In California he's far removed from the blues roots that inspired his predecessors in the Deep South and from the hill-country bluegrass festivals that got him into playing music.
"I've always taken a lot of pride in the fact that I grew up where I did, right on the banks of the Mississippi, watching the old towboats go by," he said.
The river gave him the inspiration for the blues. He even spent a year on a towboat. "That's one of those jobs that's not a great job to have, but it is, especially if you're a bluesman," Haupt said.
Haupt's earliest musical involvement was going to bluegrass festivals in Grassy, Mo. He actually got into the music when he saw a band relaxing after playing its Sunday set, which is notoriously religious at such festivals.
"I had taken to hanging out backstage to meet the musicians, and these guys got off stage and immediately started lighting up cigarettes and pulling out pints of whiskey. And I said 'Damn! I want to do that.'"
He picked up the banjo when he was 13, which would lead to guitar later (Haupt credits playing the banjo with helping him on his finger-picking blues style). And with the guitar came a love of that uniquely American art form -- the blues.
"I went through the classic rock phase, doing a lot of Zeppelin and Credence and stuff like that," Haupt said. "And those guys were working off a lot of old blues stuff. I just kind of followed it to its source.
"You look on the back of a Led Zeppelin album and see Robert Johnson wrote this song, and you say 'What's that guy all about?' Then you go find an old 1920s recording of Robert Johnson. Bit by bit it just got to me."
Listening to Haupt, one might almost think he was an apprentice of those old and troubled masters. His voice is gruff and filled with agony and the sounds of the slide blues he plays on his resonator bring up the image of those old dusty roads, cotton fields and moonlit rivers.
In his own words, the music style is "Old-time screamin' and hollerin' for mercy at the crossroads Delta Blues."
And even though he's just a 29-year-old white boy from Southeast Missouri, he does his best to look the part. Those schooled in pop culture might think he's trying to be John Popper from Blues Traveler, but Haupt's garb, like Popper's, is an homage to the old bluesmen.
He sports big chops, plain button-down shirts and gray trousers, wingtip shoes and a hat with a brim running all the way around (better to keep the sun off on those walks down long, lonely, dusty roads).
Many of those who have heard him locally say in their minds Haupt's the real deal despite being far removed from Delta blues by time, and a little less removed by geography.
"When I first saw him, he gave me one of his business cards that said he was a Delta blues musician and I thought "Yeah, right, whatever you big blowhard,'" said Cape Girardeau blues fan Doug Baltz. "As soon as I saw him and heard him play I figured he had a right to call himself that."

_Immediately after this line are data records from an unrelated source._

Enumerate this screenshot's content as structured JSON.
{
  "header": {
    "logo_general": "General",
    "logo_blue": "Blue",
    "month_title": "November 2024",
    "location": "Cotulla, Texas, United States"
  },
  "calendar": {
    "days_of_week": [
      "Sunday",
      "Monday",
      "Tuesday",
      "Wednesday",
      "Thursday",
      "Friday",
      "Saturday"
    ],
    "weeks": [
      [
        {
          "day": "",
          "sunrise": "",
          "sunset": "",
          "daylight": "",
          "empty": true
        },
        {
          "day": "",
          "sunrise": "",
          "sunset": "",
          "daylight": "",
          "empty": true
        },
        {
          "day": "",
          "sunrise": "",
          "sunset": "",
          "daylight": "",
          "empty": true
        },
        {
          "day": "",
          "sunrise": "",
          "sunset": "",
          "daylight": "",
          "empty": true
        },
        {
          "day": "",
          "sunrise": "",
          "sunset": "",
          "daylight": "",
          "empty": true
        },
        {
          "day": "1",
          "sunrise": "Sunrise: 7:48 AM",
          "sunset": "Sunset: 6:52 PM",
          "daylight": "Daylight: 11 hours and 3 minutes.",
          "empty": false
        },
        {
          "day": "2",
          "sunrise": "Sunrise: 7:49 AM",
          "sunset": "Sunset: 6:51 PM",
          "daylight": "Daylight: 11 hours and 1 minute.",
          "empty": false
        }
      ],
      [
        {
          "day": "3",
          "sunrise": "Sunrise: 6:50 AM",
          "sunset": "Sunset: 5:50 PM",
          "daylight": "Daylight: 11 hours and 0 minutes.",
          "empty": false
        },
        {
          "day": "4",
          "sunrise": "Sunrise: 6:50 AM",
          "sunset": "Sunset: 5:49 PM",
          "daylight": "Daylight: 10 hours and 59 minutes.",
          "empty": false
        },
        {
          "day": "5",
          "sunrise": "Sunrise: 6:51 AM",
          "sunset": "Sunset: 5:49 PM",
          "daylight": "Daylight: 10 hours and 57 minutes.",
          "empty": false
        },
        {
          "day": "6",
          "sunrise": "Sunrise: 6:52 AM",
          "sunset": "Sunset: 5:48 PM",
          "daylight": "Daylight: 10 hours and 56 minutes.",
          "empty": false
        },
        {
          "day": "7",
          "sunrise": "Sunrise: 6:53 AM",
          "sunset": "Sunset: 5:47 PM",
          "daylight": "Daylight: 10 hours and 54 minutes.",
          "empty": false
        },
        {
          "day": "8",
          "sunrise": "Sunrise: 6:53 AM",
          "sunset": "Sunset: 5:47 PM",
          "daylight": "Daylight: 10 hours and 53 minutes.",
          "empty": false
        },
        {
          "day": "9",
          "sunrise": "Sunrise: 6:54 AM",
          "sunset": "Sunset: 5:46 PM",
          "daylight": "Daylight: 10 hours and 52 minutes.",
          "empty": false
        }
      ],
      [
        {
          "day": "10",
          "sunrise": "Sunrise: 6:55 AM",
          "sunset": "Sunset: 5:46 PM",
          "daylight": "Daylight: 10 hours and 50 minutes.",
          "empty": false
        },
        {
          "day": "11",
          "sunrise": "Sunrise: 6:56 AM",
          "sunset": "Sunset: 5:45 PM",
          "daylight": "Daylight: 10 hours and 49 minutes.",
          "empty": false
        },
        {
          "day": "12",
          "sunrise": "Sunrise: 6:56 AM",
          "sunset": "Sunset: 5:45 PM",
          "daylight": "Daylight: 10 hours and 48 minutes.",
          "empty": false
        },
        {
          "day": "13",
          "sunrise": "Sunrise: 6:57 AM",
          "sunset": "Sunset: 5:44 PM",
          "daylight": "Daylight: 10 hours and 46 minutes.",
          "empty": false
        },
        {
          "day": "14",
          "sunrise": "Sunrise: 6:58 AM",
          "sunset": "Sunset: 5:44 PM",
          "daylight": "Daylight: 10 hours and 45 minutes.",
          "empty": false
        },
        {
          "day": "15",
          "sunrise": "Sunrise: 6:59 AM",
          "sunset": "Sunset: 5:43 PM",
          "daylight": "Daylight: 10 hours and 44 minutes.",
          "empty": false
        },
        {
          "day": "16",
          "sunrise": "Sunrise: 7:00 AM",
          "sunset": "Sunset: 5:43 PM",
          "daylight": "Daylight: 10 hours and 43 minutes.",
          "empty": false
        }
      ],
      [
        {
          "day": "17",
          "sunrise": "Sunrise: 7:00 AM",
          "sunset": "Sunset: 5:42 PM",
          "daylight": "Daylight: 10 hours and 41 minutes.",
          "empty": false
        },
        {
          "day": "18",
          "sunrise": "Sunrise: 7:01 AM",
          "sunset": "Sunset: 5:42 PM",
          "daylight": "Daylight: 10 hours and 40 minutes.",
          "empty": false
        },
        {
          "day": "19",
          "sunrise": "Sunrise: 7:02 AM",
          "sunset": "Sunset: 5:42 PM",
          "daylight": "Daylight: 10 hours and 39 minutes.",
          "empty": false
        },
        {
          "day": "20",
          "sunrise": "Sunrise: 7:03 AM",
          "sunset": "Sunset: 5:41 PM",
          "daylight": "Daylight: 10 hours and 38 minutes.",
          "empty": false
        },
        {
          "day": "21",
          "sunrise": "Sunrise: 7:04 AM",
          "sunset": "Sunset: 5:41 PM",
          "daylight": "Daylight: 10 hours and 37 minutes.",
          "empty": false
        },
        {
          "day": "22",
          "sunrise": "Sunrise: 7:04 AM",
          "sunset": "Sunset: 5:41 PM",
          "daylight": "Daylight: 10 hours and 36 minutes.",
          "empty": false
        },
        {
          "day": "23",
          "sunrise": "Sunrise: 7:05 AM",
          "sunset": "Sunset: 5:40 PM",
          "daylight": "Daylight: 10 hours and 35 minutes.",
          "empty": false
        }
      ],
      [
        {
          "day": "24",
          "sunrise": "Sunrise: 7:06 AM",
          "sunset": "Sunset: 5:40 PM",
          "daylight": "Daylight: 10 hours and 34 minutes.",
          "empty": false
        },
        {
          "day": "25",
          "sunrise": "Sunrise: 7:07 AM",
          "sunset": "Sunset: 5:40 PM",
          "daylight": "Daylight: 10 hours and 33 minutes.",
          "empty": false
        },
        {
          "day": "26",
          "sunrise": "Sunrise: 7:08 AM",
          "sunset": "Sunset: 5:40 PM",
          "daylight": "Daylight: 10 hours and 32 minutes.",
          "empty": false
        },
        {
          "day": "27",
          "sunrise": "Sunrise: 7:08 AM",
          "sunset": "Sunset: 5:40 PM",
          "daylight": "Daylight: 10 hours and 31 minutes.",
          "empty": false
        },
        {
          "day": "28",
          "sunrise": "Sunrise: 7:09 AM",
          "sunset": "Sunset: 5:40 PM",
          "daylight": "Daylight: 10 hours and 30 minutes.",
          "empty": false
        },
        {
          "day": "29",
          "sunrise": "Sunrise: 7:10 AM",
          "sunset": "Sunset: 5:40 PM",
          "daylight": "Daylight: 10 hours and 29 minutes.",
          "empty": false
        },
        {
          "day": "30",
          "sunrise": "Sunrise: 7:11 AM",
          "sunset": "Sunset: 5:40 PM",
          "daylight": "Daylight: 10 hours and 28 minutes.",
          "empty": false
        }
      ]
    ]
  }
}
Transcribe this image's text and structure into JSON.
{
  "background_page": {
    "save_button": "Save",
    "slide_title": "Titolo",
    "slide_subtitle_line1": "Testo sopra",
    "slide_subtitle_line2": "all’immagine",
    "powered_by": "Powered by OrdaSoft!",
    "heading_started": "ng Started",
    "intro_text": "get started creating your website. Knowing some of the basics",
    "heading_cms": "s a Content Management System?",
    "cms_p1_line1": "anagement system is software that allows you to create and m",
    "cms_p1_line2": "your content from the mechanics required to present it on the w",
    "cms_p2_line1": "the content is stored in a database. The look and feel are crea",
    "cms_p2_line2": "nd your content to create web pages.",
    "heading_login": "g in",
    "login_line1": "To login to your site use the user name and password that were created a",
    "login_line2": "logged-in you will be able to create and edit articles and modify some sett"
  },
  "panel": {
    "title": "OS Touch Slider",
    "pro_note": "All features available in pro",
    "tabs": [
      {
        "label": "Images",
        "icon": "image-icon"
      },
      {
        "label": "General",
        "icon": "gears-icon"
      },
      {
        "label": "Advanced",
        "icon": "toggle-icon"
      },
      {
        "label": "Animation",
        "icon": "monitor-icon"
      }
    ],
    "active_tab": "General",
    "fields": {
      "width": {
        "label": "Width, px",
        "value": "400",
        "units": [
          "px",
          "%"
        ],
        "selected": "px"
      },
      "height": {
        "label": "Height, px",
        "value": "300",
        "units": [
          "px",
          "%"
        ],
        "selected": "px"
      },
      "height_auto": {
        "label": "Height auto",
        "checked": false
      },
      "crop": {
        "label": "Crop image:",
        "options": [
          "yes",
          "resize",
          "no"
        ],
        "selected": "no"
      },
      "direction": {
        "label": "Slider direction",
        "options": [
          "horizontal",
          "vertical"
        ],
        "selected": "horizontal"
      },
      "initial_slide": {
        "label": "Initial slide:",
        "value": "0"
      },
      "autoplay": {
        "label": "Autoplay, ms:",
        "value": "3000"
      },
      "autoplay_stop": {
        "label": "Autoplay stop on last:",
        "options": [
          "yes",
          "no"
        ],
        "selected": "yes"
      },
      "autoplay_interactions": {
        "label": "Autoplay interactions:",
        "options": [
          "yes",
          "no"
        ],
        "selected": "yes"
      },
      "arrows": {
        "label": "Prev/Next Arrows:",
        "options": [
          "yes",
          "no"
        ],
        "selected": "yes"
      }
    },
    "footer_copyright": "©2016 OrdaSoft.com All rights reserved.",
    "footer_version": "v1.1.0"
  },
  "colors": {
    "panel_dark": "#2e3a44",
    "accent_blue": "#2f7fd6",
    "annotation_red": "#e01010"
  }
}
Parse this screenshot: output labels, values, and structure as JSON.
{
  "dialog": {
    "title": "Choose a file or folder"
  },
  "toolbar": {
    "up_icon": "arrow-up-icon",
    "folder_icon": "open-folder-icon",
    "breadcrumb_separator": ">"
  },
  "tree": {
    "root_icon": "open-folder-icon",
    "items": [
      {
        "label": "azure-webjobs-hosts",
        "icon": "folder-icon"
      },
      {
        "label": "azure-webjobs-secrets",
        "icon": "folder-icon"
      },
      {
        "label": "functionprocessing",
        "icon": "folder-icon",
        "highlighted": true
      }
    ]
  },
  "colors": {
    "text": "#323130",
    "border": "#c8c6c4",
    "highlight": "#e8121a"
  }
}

Listening to Haupt play at the Grace Cafe was "kind of like you were somewhere on the Mississippi farther south in a shanty listening to some old guy play," said Baltz.
"He's an excellent stylist when it comes to old-time Delta blues," said Barney Hartline, one of the hosts of "Your Folk Connection" on KRCU. Haupt's performance there will be recorded for later airing on Hartline's show.
Haupt said he's eager to play with some local audiences in such an intimate setting and stomp his way into their hearts again. But what he's most eager for is to see the lifeline that is the father of his craft.
"There are a lot of beautiful, clear, mountain spring rivers out here, but I still miss the Mississippi," he said of California.